T0033 – The use of thermal methods for predicting glass-former fragility
Glass-former fragility describes the changing dynamics of a supercooled liquid with temperature and so dictates the temperature of glass transition as well as the dynamics of the non-equilibrium glassy state. Fragility parameters can be calculated from either experimental relaxation time or viscosity data. Predictions of fragility can also be made using thermal methods. The objectives of this manuscript are to evaluate three thermal methods of fragility prediction and, using these methods, to predict the fragility of a number of pharmaceutical glass-formers.
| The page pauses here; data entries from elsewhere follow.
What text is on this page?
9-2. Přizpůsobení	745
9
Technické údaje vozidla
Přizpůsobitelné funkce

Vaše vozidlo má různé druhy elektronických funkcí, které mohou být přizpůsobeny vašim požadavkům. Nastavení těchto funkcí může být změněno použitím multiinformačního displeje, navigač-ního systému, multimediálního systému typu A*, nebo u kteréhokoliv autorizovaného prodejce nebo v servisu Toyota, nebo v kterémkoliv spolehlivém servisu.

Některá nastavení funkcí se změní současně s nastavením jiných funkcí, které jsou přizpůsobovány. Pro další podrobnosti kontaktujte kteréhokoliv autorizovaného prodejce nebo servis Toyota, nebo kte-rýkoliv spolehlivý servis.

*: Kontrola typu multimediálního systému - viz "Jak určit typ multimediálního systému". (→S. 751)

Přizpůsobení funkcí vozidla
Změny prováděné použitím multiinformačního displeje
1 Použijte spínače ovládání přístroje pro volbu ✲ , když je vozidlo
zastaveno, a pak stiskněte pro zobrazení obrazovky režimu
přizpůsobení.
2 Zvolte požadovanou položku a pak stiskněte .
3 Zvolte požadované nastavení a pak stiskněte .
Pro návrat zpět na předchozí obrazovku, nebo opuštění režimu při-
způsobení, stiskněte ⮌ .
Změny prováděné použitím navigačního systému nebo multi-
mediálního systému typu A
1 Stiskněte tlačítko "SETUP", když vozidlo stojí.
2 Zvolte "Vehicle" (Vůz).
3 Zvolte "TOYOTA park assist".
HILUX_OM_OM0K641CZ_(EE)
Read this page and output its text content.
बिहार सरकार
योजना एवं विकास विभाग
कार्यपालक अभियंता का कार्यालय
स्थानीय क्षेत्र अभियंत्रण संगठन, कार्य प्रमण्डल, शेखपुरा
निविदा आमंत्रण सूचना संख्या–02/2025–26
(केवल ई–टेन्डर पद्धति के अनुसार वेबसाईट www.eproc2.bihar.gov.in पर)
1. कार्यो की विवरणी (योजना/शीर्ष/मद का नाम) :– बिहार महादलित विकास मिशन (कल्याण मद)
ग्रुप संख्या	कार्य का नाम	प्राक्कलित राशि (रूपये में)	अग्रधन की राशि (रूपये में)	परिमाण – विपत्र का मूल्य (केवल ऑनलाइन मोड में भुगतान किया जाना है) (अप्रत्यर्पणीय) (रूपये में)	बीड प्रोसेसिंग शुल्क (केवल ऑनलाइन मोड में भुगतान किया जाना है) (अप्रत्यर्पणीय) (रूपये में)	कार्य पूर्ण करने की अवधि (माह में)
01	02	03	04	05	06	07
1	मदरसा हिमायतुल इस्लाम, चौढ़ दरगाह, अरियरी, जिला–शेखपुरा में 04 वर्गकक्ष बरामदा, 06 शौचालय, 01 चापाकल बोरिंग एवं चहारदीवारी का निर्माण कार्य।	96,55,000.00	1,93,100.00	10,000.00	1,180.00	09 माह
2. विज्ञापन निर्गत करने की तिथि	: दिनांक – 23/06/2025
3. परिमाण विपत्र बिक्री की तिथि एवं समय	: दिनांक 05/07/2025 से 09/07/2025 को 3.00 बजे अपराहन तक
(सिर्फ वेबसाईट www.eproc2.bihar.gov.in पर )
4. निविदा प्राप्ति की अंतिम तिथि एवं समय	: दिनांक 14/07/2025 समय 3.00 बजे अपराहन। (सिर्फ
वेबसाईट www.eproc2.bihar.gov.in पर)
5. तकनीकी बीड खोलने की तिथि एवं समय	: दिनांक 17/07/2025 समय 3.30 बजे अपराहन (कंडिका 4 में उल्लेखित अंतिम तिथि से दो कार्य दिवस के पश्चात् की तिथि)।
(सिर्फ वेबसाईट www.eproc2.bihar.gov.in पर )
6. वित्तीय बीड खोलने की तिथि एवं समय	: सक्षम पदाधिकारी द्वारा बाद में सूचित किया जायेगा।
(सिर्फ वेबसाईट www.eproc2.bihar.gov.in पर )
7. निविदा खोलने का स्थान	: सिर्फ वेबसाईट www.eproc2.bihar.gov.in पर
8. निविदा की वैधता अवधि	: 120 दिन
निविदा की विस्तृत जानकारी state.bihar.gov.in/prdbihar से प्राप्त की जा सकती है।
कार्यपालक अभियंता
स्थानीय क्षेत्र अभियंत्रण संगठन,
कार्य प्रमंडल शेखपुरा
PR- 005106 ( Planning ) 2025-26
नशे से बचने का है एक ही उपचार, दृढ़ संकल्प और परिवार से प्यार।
Using differential scanning calorimetry, fragility predictions were performed by extrapolating configurational entropy to zero and by calculating an activation enthalpy of structural relaxation at the glass transition (?ETg) from the scanning rate dependency of the glass transition temperature, and glass transition width. On comparison with experimental Vogel-Tammann-Fulcher (VTF) fragility parameters for four glass-formers, all thermal methods were found to have reasonable predictive ability. Characterisation of pharmaceutical glass-formers by all thermal methods yielded predicted VTF D parameters in the range of 7-15. Predictions for a further 10 pharmaceutical glass-formers using only the configurational entropy method were within this range suggesting that moderately 'fragile' behaviour may be a common feature of such materials.